Acórdão nº 06P129 de Supremo Tribunal de Justiça (Portugal), 28 de Junho de 2006
Magistrado Responsável | SORETO DE BARROS |
Data da Resolução | 28 de Junho de 2006 |
Emissor | Supremo Tribunal de Justiça (Portugal) |
Acordam, no Supremo Tribunal de Justiça: 1. "AA", identificado nos autos, recorre do acórdão de 15.12.04, do Tribunal da Relação de Lisboa (proc. n.º 9974/04), que, em síntese, indeferiu o pedido de recusa do juiz titular do proc. n.º 1237/99, do Tribunal da Comarca de Loures .
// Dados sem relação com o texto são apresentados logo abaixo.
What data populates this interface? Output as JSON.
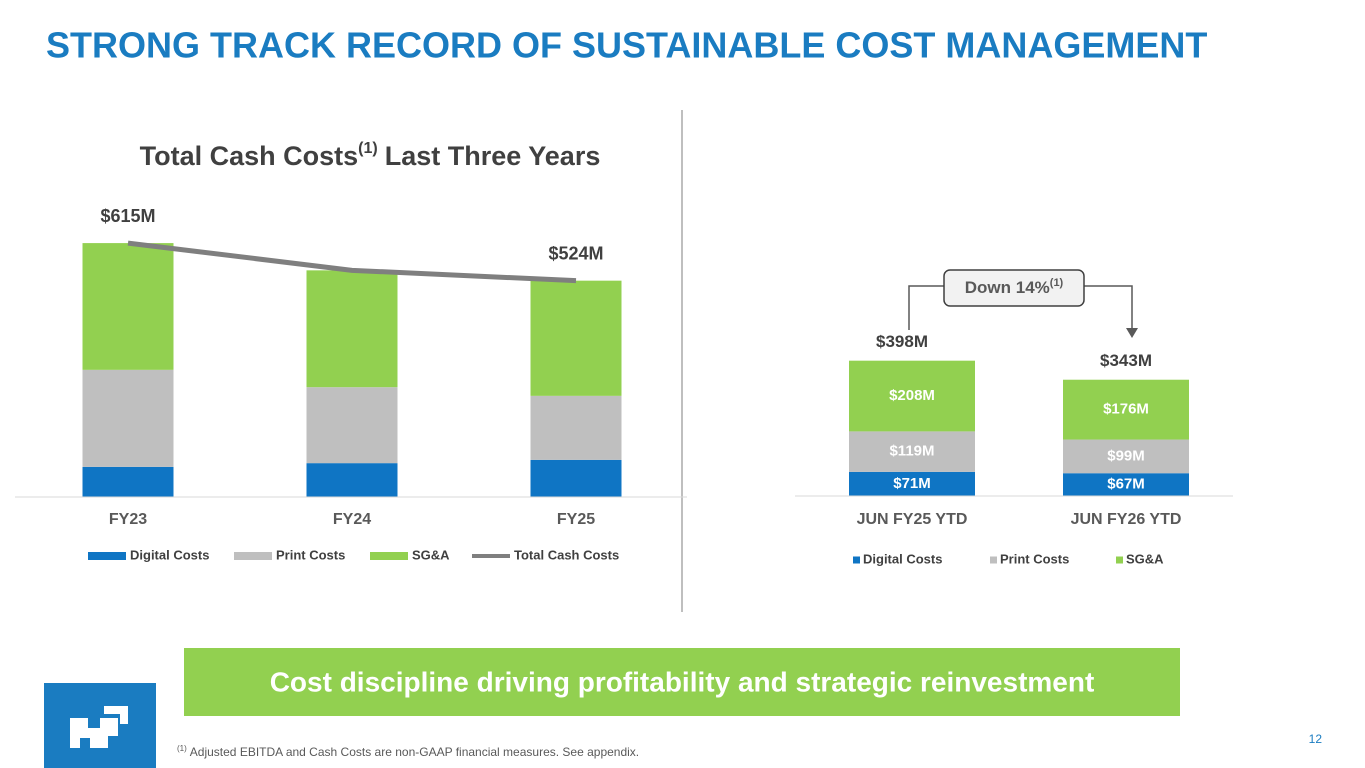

1.1 O recorrente termina a motivação com as seguintes conclusões: "1 - No caso dos autos discute-se se é ou não motivo de recusa o comportamento de um juiz que ofendeu gravemente o mandatário do processo durante a audiência por causa da sua tramitação e por força disso foi objecto de participações disciplinar e criminal - única forma legal de reagir às ofensas de que foi alvo - ainda pendentes, por haver sério risco de ser considerada suspeita a sua intervenção posterior, por existir motivo sério e grave adequado a gerar desconfiança sobre a sua imparcialidade.
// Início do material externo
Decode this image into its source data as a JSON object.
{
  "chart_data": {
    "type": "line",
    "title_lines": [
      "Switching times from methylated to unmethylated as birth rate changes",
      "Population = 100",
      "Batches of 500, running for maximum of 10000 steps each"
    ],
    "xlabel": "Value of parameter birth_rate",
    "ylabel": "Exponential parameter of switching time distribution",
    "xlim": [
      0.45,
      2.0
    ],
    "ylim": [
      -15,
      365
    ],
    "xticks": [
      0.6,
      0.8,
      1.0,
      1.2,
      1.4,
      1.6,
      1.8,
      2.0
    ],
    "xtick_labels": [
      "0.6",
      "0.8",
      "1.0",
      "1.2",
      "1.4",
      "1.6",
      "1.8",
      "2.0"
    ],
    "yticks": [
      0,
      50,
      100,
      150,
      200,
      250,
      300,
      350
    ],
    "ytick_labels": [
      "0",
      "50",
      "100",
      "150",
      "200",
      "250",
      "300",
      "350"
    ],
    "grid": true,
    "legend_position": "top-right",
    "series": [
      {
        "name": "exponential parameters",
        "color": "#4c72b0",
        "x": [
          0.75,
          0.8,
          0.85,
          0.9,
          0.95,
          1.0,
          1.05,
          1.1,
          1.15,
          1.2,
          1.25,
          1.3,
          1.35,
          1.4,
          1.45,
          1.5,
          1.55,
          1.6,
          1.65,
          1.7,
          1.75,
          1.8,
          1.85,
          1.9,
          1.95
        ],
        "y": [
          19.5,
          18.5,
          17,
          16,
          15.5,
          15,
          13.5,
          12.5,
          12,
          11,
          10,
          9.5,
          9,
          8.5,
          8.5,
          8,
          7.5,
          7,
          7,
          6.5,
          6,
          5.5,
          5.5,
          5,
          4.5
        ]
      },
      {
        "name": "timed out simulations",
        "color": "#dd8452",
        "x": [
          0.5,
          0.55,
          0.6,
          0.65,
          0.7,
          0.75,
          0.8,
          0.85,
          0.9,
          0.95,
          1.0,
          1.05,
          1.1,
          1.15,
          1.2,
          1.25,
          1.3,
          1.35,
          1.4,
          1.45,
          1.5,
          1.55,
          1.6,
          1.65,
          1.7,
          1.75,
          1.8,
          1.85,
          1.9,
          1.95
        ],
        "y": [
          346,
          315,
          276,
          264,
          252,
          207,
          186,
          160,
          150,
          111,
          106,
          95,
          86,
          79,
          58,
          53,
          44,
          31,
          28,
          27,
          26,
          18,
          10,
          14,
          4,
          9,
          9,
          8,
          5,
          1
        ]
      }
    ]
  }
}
"2 - Segundo a decisão recorrida "...a decisão proferida pelo M°Juiz Presidente do Tribunal Colectivo relativamente à pretensão do Arguido em nada contende com a sua imparcialidade na apreciação dos Autos . Tratando-se apenas e tão só de uma decisão legítima, de que também legitimamente pode o Arguido discordar sendo porém o meio próprio para a atacar não o incidente suscitado mas a sua impugnação em sede de recurso. " 3 - Quer dizer, a decisão recorrida esqueceu-se de ponderar a ofensa objectiva do Sr Dr Juiz recusando ao mandatário do processo, as participações a que necessariamente a mesma deu origem - única forma legal de reagir contra a ela - e tomou posição exclusivamente tendo em conta os outros eventuais erros processuais que, em tempo oportuno, foram objecto do adequado recurso.
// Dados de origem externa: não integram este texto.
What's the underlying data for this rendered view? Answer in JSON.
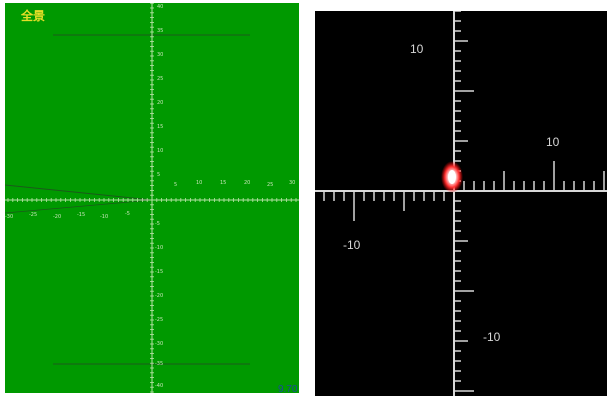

4 - Decidiu, pois, com base em errados pressupostos de facto.
5 - Conforme se entendeu no acórdão do STJ exarado no processo 1850/05, da 5ª Secção, de 19 de Maio, em caso similar ao dos autos, mas em que as queixas, de menos peso - de natureza civil - eram do Sr Juiz, deve ser recusado todo o juiz de quem se possa temer uma falta de imparcialidade, para preservar a confiança que, numa sociedade democrática, os tribunais devem oferecer aos cidadãos.
6 - No caso em apreço, a intervenção do Sr Dr Juiz num processo por causa do qual foi objecto, por razões claras e objectivas de participação crime e disciplinar, que qualquer cidadão médio, nas mesmas circunstâncias teria efectuado, obviamente, do ponto de vista da comunidade, gera uma forte verosimilhança de poder estar fundadamente prejudicado o distanciamento que está necessariamente presente na imparcialidade.
7 - A decisão recorrida ao ter entendido de outra forma, violou o artigo 43°, n° 1 do CPP, pelo que deve ser revogada." E 'requereu se solicitassem ao processo 4681/05 (instrução) da 3ª secção da Relação de Lisboa cópia certificada do depoimento prestado pelo Sr Dr Juiz recusando, como arguido, do despacho final do inquérito e do requerimento de abertura da instrução, que não é possível juntar por, por enquanto, tais peças processuais estarem sujeitas a segredo de justiça.' 1.2 Na sequência de deferimento de reclamação (fls. 155 e 156), foi o recurso admitido com subida imediata, nos próprios autos, com efeito suspensivo . (fls. 158) 1.3 Respondeu o Ministério Público, concluindo o seguinte : - 'O presente recurso afigura-se-nos inteiramente infundado e inviável .
- O requerimento de recusa de juiz não se enquadra no condicionalismo imposto no nº 1 do artigo. 43 do CPP .
- A intervenção do juiz recusando durante a audiência de julgamento, fazendo uso dos poderes de disciplina e de direcção dos trabalhos, ainda que em termos enérgicos, não constitui motivo sério e grave adequado a gerar desconfiança sobre a sua imparcialidade .
- O regime legal de recusa de juiz, que é muito severo enquanto garantia de imparcialidade, não pode confundir-se com expedientes injustificados e entorpecedores da acção da justiça concreta .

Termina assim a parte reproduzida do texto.